Dkhar, H. K.; Bajpai, P.; Enriquez, A. B.; Hopkins, L. B.; Dawa, S.; Sia, J. K.; Paul, A.; Madan-Lala, R.; Keenum, M. C.; Sharma, A.; Pelletier, A. N.; Goh, S. L.; Riddick, T. L. B.; Whitworth, T. J.; Prater, K. E.; Guerrero-Ferreira, R. C.; Collins, J. M.; Rengarajan, J.

Early events in the lung that shape protective immune responses to M. tuberculosis (Mtb) infection are not well understood but are critical for developing better vaccines and immunomodulatory therapies for tuberculosis. Here, we used high-dimensional flow cytometry, single-cell transcriptomics, and untargeted metabolomics to define the early lung immune environment that precedes the development of protective versus pathogenic outcomes following aerosolized Mtb infection of mice. We show that Mtb induced sustained glycolysis in the lung while restricting oxidative phosphorylation (OXPHOS) and impairing mitochondria, in part through the Mtb serine protease Hip1, leading to low energy output and suboptimal macrophage-T cell interactions that promoted pathogenic immunity.
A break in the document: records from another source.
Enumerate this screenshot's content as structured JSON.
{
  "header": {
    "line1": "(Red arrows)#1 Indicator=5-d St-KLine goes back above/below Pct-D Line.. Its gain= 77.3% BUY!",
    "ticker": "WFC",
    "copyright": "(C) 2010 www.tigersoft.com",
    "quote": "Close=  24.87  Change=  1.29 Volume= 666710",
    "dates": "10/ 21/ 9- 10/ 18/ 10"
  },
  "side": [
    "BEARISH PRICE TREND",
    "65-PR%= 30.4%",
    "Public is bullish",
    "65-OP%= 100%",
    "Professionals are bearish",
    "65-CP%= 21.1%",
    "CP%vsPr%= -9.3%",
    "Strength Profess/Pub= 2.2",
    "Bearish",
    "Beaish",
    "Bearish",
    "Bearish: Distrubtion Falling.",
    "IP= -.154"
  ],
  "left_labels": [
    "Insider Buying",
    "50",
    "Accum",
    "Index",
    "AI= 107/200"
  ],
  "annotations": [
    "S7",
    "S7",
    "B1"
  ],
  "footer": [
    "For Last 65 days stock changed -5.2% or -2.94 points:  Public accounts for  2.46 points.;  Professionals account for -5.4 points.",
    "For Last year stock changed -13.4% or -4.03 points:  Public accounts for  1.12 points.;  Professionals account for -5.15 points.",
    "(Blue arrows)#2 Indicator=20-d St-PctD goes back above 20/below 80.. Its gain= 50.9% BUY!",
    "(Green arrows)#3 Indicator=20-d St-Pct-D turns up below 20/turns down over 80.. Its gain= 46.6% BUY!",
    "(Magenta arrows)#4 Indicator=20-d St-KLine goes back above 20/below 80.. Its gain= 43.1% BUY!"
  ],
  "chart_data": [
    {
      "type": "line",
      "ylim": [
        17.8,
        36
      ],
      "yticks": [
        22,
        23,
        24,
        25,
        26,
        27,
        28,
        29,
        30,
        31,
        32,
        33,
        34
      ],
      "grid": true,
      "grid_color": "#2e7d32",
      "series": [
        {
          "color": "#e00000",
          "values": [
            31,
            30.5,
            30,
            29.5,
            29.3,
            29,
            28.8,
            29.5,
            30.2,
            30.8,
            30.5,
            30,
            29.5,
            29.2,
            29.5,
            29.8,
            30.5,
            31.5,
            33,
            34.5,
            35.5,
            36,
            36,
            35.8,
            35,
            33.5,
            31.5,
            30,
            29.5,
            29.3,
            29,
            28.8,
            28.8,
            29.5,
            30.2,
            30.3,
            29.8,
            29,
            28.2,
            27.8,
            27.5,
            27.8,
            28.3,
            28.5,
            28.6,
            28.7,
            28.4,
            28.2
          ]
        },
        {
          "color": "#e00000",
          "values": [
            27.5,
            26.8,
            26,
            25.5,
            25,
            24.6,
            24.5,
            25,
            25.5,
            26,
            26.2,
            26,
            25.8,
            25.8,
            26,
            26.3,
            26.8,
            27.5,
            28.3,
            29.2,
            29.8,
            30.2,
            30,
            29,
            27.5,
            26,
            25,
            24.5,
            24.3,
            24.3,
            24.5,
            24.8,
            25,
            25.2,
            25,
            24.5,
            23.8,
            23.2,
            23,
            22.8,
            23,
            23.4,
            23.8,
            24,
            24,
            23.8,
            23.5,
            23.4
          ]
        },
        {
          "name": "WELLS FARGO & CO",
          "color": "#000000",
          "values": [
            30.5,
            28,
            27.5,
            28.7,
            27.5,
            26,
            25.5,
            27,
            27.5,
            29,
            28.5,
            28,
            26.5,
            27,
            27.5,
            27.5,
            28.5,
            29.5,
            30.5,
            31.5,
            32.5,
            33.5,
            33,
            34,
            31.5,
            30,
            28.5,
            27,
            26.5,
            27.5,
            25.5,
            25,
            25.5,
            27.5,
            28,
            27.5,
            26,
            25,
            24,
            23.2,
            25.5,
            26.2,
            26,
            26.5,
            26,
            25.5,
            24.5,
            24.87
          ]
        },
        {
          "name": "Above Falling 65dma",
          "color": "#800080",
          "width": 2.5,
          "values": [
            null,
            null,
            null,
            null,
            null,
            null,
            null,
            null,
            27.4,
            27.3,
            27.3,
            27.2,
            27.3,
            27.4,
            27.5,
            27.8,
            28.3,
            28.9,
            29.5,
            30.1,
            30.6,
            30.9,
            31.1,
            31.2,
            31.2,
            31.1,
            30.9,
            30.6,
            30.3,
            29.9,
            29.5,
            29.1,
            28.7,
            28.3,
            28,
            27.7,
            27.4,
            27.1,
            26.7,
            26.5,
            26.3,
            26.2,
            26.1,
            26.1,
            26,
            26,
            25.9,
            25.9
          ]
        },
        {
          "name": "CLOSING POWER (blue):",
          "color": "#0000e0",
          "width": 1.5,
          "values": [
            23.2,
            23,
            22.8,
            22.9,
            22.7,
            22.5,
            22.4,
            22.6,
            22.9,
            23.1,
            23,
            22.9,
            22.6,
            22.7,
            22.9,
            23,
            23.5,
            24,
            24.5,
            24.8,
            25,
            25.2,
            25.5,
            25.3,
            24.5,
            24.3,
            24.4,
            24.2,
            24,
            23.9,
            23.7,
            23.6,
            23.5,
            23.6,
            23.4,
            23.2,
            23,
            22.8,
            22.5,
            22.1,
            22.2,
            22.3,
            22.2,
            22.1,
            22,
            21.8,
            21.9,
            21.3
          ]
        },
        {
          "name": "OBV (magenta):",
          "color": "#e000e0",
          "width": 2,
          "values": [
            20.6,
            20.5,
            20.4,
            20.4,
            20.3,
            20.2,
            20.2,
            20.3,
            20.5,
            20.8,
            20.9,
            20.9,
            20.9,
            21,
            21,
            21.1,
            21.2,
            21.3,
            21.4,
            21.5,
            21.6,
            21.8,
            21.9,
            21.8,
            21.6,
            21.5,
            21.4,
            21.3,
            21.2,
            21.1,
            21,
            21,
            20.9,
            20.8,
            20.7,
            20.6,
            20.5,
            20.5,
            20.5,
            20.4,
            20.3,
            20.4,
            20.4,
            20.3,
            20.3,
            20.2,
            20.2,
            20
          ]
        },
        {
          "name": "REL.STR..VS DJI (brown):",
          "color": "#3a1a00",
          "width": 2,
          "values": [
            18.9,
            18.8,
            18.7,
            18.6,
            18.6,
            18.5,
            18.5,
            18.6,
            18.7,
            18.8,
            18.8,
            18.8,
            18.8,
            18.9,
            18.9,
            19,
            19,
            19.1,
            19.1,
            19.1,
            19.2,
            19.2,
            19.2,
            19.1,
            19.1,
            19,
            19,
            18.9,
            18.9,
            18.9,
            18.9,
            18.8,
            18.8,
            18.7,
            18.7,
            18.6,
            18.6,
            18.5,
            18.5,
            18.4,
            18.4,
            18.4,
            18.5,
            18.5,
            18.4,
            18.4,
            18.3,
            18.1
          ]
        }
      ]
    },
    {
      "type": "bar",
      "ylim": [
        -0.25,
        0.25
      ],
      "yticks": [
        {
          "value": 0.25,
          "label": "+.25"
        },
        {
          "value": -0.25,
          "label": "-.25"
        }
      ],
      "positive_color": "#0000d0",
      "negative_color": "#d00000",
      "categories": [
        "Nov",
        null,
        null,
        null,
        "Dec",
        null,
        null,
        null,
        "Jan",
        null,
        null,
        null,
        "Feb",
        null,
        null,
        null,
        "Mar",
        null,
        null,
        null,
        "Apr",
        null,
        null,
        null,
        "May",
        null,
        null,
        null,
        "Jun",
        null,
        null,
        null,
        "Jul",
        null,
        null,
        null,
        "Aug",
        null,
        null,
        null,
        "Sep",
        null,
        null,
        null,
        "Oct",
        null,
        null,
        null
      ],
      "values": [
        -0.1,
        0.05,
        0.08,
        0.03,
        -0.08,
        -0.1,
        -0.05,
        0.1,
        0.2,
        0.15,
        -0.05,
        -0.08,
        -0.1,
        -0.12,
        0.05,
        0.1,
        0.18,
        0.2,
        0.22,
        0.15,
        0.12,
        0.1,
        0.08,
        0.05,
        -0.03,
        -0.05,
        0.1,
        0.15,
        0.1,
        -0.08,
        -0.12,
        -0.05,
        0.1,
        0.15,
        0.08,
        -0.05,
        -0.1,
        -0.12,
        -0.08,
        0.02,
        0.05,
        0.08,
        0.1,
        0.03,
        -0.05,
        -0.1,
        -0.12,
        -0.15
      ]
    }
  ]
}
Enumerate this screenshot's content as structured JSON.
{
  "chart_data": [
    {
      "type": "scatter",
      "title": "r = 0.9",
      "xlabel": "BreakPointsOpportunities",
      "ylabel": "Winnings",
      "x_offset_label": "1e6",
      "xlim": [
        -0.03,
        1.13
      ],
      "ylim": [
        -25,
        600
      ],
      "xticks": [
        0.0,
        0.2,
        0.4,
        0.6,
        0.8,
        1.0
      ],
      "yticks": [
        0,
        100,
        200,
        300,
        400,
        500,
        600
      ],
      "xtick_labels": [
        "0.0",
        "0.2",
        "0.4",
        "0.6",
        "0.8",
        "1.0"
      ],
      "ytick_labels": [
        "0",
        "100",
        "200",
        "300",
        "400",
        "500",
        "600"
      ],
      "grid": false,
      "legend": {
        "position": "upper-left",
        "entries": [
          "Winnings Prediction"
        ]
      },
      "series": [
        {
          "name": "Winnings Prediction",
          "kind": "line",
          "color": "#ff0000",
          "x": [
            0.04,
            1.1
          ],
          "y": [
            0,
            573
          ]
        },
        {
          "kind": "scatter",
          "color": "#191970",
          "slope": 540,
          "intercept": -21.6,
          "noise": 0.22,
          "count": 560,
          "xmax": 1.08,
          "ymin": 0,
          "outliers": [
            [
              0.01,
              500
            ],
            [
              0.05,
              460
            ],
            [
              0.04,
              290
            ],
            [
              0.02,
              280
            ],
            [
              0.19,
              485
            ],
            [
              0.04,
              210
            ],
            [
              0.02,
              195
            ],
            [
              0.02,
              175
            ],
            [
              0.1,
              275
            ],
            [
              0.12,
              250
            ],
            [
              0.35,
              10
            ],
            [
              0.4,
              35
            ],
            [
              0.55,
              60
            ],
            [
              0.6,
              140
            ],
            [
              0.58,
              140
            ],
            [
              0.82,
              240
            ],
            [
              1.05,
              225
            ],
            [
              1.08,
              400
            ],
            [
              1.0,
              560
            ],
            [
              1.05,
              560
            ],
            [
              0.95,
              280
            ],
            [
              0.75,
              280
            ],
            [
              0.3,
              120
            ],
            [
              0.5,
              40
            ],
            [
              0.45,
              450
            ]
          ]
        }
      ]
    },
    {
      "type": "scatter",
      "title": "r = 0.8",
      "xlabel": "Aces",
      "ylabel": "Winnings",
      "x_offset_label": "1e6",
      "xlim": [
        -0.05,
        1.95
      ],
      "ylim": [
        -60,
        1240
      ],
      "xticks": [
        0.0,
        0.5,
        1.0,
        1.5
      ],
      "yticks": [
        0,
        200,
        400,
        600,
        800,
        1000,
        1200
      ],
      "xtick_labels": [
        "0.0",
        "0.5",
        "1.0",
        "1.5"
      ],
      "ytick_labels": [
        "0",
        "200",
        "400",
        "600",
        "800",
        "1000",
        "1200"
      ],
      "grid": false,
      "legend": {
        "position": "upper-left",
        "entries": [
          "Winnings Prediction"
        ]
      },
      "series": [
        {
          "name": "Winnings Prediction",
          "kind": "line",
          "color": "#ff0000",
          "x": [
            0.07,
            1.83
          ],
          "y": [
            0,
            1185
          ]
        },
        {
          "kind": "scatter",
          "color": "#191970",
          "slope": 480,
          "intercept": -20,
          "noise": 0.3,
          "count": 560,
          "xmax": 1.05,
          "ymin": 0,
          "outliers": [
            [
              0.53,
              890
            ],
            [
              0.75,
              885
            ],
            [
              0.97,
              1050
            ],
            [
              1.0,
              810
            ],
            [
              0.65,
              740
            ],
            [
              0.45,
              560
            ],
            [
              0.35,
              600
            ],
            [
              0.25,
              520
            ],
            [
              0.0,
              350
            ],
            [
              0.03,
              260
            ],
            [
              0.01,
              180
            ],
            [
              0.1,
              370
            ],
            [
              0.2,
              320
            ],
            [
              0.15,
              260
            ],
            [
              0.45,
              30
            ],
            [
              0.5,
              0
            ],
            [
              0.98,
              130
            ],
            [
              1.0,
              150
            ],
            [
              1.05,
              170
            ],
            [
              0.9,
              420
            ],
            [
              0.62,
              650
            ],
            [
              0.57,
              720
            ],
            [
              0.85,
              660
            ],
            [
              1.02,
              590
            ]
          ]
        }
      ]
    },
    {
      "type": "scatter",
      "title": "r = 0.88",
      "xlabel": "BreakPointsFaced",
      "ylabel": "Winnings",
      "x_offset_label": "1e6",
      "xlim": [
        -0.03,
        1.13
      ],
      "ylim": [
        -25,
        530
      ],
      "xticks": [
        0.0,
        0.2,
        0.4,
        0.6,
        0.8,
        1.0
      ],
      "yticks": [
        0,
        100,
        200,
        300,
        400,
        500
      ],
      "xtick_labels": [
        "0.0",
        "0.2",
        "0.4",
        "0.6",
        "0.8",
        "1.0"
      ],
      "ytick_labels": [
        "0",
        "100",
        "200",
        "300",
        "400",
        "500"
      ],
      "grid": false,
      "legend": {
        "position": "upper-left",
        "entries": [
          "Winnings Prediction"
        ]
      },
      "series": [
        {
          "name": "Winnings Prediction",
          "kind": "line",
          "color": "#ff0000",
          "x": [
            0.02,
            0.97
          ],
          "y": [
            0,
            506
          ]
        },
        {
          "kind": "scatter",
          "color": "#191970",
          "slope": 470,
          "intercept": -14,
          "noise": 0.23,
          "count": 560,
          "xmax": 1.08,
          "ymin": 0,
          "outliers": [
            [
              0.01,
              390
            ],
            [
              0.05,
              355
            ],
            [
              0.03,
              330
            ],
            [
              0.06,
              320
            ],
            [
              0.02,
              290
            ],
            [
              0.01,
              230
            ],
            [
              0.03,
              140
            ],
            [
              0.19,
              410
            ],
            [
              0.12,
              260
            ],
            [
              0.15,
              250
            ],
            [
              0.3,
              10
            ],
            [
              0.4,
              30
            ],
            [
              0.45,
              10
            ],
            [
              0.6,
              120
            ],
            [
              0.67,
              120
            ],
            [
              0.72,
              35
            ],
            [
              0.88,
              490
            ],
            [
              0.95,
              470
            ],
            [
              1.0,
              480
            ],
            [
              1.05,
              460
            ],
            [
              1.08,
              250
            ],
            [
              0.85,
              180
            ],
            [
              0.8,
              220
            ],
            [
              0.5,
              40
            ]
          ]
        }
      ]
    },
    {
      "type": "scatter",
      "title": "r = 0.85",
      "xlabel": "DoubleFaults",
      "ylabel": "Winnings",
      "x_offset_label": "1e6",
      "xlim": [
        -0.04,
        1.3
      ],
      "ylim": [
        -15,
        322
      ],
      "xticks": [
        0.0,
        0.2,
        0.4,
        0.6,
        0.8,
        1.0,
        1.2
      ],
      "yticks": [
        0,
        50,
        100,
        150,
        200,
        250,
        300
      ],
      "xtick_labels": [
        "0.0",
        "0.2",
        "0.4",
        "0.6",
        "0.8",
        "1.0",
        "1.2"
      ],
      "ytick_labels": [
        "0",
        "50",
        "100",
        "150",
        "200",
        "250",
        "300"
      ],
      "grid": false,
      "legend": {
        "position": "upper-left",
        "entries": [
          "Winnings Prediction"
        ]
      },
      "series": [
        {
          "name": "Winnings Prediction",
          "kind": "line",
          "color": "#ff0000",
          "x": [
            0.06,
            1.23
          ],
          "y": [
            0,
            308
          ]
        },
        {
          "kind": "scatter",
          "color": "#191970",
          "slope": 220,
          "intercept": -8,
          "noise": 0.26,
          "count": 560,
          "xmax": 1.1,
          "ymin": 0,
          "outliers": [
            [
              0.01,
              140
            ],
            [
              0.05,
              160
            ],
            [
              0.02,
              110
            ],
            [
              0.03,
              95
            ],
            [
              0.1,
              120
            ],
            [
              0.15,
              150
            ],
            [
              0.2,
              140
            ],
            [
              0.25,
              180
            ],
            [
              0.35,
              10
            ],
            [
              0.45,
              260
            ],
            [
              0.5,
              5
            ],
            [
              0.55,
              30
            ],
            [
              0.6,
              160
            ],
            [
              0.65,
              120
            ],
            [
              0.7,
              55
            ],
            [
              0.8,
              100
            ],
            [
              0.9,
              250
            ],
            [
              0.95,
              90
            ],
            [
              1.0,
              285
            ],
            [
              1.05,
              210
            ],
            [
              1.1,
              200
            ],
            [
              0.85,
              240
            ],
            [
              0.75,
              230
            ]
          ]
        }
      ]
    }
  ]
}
However, robust induction of mitochondrial OXPHOS, amino acid metabolism, and fatty acid oxidation in the early lung resulted in high ATP output and enhanced innate-T cell signaling networks that stimulated protective immune responses. Moreover, we identified a novel mitochondrial immunometabolic lung signature associated with protective outcomes to Mtb infection in animal models and humans. Our studies identify induction of mitochondrial dysfunction as a mechanism employed by Mtb to manipulate lung immunometabolism to its benefit and reveal that maintenance of intact mitochondrial metabolism in the early lung is pivotal for generating protective outcomes to Mtb infection.